As I mentioned in my previous blog, extreme performance and extreme visualization found in today's Intel based workstations can combine to help change the way users work and can help play a significant role in a users successful use of simultaneous workflows to innovate faster.

Getting to simultaneous workflows is not easy, but the rewards can potentially be spectacular. The hard work in developing these new workflows can also be rewarding to both:

  • workers , as the think out side the box on how these new simultaneous flows can reduce development time

  • corporations as they potentially reduce product development time as they accelerate the move from concept, to initial design, through revision and interaction through dissemination.

Let's look at the manufacturing vertical where you hear words like design optimization, digital prototyping, or analysis driven design.

With workstation supercomputers, workers can effectively design, mesh and simulate on one platform. In fact recent test with ISV's confirm users can solve large scale problems (e.g. 5 million degree of freedom finite element models) and still maintain a rigorous interactive workload. That's right, no more dreaded hour glass, or more importantly no disengaging in creative thought as you wait and you wait. Unfortunately, that also means fewer coffee breaks.

Simultaneous workflows are not a far fetched idea. In fact today users can initiate design optimization before an FEA model is even generated. Users today can simply select which dimensions in a CAD model may need to be optimized, apply the design criterion, which may include maximum stresses, temperatures or frequencies. The analysis process appropriate for the design criteria is then performed. The results of the analysis are compared with the design criterion, and, if necessary without any human intervention, the CAD geometry is updated. Now that is cool.

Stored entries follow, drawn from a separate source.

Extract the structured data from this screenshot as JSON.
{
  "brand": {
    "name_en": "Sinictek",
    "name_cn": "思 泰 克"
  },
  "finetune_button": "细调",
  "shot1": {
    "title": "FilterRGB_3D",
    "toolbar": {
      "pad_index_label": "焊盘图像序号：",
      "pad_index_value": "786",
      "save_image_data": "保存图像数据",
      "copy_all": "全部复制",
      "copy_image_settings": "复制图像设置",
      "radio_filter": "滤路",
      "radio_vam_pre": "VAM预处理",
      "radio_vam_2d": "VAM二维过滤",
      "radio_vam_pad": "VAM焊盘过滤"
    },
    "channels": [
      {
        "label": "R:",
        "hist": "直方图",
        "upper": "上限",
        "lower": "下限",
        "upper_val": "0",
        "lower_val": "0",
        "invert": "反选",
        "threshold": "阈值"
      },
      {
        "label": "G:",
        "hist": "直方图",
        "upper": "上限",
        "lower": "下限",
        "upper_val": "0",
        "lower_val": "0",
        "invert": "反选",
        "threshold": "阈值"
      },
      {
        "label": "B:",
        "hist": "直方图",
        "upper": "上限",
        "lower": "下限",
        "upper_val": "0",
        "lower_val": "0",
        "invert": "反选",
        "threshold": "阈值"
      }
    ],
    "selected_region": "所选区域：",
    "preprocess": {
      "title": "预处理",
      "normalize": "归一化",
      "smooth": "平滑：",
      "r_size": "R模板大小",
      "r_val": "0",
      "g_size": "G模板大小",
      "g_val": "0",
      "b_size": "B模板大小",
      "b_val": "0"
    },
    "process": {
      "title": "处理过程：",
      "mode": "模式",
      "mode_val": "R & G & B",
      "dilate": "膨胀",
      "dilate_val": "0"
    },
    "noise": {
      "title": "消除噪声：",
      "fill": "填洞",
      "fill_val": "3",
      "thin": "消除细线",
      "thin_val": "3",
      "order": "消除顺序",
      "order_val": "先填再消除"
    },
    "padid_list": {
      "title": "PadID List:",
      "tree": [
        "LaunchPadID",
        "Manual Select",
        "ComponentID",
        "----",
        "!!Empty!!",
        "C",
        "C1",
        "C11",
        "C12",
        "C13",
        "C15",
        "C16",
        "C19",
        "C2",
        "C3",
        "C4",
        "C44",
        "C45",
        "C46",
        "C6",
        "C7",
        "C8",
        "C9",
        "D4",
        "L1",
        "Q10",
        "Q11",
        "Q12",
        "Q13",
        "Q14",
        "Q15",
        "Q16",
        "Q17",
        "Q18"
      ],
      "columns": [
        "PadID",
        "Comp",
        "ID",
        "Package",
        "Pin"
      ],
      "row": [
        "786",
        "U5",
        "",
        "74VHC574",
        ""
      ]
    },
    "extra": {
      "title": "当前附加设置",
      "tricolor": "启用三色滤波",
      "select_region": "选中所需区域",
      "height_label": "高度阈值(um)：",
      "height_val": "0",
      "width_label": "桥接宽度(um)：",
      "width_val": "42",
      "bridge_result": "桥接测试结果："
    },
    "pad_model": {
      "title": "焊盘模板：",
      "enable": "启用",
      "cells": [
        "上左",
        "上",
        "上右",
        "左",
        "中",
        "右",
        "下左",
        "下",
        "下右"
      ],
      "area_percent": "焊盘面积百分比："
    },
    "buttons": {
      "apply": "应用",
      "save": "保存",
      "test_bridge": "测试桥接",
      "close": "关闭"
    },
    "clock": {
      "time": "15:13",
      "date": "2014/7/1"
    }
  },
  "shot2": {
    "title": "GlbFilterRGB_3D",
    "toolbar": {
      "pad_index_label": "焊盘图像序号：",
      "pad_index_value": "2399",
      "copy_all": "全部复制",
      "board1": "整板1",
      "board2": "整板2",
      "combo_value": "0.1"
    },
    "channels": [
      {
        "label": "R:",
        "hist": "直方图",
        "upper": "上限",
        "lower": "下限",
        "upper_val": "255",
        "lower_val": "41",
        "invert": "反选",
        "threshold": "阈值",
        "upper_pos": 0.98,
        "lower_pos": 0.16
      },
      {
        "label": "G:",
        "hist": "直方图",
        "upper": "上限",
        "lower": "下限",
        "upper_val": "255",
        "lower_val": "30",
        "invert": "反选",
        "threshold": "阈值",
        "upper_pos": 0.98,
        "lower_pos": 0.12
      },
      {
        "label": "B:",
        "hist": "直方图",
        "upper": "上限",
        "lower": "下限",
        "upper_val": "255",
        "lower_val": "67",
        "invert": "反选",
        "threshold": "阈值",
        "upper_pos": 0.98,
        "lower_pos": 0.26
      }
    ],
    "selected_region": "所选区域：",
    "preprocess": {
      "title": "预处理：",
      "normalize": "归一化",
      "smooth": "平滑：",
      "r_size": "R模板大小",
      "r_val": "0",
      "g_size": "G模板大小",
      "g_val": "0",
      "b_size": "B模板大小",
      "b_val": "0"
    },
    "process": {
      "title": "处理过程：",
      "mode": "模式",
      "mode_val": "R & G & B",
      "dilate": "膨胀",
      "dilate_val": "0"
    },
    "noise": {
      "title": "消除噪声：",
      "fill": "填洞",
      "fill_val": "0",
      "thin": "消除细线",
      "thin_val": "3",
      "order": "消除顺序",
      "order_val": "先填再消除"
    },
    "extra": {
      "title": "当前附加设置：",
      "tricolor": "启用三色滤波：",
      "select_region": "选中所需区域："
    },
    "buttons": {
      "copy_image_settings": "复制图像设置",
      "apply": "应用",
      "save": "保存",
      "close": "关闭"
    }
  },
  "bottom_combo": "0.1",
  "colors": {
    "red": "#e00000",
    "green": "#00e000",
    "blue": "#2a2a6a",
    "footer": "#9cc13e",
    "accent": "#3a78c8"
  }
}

Not new, but very cool and with workstation supercomputers based Intel® Xeon® processors power users can employ up to 8 computational engines and over 100 GFLOPS(1) of 64 bit computing performance in an attempt to out innovate their competition. These new workstations actually resemble yesterday's high performance supercomputers - with some very visual difference -

  • they are smaller and

  • have the ability to process and visualize large scale problems that not long ago demanded access to a share of high performance computer.

Today users can have supercomputer performance under their desk and if they choose to change the way they work, they can employ the available compute and visualization resources to generate new ideas, or simply refine existing products faster than ever before.